A day in life may include researching different food storage techniques, developing new recipes, or exploring ways to improve current food products. You may also assist in management tasks like maintaining a schedule, creating reports, and taking phone calls.
You'll need a bachelor's degree in food science, agricultural science, or a similar field. It's also helpful to get internship experiences for more job opportunities.
There is more than meets the eye when it comes to being an associate food scientist. For example, did you know that they make an average of $19.61 an hour? That's $40,797 a year!
Between 2018 and 2028, the career is expected to grow 14% and produce 775,300 job opportunities across the U.S.
There are certain skills that many associate food scientists have in order to accomplish their responsibilities. By taking a look through resumes, we were able to narrow down the most common skills for a person in this position. We discovered that a lot of resumes listed communication skills, customer-service skills and physical strength.
When it comes to the most important skills required to be an associate food scientist, we found that a lot of resumes listed 27.0% of associate food scientists included hard-working, while 26.5% of resumes included food safety, and 23.5% of resumes included food products. Hard skills like these are helpful to have when it comes to performing essential job responsibilities.
When it comes to searching for a job, many search for a key term or phrase. Instead, it might be more helpful to search by industry, as you might be missing jobs that you never thought about in industries that you didn't even think offered positions related to the associate food scientist job title. But what industry to start with? Most associate food scientists actually find jobs in the retail and health care industries.

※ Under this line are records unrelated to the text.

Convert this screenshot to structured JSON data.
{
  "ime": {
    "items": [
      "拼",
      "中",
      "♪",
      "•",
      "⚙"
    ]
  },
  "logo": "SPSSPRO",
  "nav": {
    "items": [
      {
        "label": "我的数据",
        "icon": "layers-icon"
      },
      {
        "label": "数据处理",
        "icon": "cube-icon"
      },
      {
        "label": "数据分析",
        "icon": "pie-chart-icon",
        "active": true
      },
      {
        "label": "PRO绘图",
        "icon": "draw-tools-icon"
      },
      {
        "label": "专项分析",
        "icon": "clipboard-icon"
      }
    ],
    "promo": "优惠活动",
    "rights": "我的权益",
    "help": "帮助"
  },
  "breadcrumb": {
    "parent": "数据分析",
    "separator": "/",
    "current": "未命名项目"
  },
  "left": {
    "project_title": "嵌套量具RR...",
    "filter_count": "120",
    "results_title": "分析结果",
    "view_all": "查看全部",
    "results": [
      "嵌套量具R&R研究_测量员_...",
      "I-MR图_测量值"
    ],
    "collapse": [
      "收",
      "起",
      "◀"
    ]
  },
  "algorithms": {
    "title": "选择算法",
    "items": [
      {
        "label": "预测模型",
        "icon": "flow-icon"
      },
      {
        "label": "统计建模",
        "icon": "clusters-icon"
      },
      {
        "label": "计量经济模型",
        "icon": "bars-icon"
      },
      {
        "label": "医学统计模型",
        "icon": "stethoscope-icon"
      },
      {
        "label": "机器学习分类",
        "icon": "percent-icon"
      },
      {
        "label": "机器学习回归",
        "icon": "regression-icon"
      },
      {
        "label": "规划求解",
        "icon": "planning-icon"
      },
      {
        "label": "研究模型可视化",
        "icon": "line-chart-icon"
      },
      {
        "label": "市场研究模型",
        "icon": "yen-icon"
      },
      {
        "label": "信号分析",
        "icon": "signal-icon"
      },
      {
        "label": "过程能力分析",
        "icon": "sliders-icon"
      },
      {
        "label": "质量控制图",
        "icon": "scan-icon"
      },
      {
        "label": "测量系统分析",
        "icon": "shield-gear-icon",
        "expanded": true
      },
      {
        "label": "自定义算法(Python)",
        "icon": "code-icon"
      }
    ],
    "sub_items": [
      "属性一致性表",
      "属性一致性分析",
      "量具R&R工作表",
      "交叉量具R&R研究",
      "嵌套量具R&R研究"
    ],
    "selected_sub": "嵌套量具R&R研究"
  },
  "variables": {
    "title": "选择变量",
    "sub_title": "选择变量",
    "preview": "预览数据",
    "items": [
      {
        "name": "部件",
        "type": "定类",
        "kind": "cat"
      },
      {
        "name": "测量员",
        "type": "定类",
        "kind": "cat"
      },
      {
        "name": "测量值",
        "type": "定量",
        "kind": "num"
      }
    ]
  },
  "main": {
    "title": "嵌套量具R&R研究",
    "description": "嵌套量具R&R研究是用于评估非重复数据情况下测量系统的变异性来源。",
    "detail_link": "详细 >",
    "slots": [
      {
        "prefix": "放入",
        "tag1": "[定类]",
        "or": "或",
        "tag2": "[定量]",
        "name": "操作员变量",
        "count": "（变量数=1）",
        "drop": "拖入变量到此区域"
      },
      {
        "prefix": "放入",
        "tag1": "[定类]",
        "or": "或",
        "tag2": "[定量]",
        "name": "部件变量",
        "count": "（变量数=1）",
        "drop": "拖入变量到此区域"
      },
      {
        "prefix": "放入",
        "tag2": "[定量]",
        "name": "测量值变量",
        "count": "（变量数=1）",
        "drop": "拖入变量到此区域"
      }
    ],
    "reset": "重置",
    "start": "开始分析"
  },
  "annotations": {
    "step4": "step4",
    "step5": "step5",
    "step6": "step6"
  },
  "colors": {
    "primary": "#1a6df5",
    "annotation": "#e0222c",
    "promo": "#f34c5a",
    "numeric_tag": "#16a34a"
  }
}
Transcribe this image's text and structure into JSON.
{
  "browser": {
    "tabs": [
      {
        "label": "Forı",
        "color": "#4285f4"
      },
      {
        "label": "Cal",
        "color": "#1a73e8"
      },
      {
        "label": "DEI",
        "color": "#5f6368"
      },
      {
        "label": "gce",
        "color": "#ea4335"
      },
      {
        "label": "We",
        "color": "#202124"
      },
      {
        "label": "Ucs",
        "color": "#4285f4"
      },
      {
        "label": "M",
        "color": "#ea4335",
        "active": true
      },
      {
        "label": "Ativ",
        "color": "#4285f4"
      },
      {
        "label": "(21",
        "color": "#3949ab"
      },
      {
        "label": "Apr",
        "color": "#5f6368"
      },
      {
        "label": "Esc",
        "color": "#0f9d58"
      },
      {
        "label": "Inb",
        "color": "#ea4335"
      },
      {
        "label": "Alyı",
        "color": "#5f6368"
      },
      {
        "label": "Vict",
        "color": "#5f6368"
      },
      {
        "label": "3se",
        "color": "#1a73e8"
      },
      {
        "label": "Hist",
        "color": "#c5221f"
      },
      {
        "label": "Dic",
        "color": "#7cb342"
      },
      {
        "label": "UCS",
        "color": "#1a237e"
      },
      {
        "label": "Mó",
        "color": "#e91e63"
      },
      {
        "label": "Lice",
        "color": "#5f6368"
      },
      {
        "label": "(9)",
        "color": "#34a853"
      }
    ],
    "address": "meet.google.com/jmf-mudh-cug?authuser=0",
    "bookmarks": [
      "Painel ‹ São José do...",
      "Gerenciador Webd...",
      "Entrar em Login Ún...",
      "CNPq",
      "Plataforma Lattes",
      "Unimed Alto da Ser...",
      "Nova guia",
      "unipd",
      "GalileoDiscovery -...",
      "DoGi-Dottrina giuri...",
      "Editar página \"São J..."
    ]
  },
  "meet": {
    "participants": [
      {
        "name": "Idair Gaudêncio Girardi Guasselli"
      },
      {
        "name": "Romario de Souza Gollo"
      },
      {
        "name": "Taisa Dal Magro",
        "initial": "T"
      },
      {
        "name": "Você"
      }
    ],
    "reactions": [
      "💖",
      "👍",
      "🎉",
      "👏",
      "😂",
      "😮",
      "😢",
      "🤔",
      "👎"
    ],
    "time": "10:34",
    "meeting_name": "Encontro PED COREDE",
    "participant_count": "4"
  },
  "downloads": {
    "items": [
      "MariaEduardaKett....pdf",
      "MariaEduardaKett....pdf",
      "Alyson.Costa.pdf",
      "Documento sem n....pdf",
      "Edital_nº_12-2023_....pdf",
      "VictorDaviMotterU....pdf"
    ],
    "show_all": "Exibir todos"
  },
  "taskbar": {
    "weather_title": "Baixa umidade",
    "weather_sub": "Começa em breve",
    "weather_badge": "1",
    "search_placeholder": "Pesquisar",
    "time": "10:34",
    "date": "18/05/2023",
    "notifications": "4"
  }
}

If you're interested in becoming an associate food scientist, one of the first things to consider is how much education you need. We've determined that 32.1% of associate food scientists have a bachelor's degree. In terms of higher education levels, we found that 2.7% of associate food scientists have master's degrees. Even though some associate food scientists have a college degree, it's possible to become one with only a high school degree or GED.
Choosing the right major is always an important step when researching how to become an associate food scientist. When we researched the most common majors for an associate food scientist, we found that they most commonly earn high school diploma degrees or bachelor's degree degrees. Other degrees that we often see on associate food scientist resumes include associate degree degrees or diploma degrees.
You may find that experience in other jobs will help you become an associate food scientist. In fact, many associate food scientist jobs require experience in a role such as cashier. Meanwhile, many associate food scientists also have previous career experience in roles such as sales associate or customer service representative.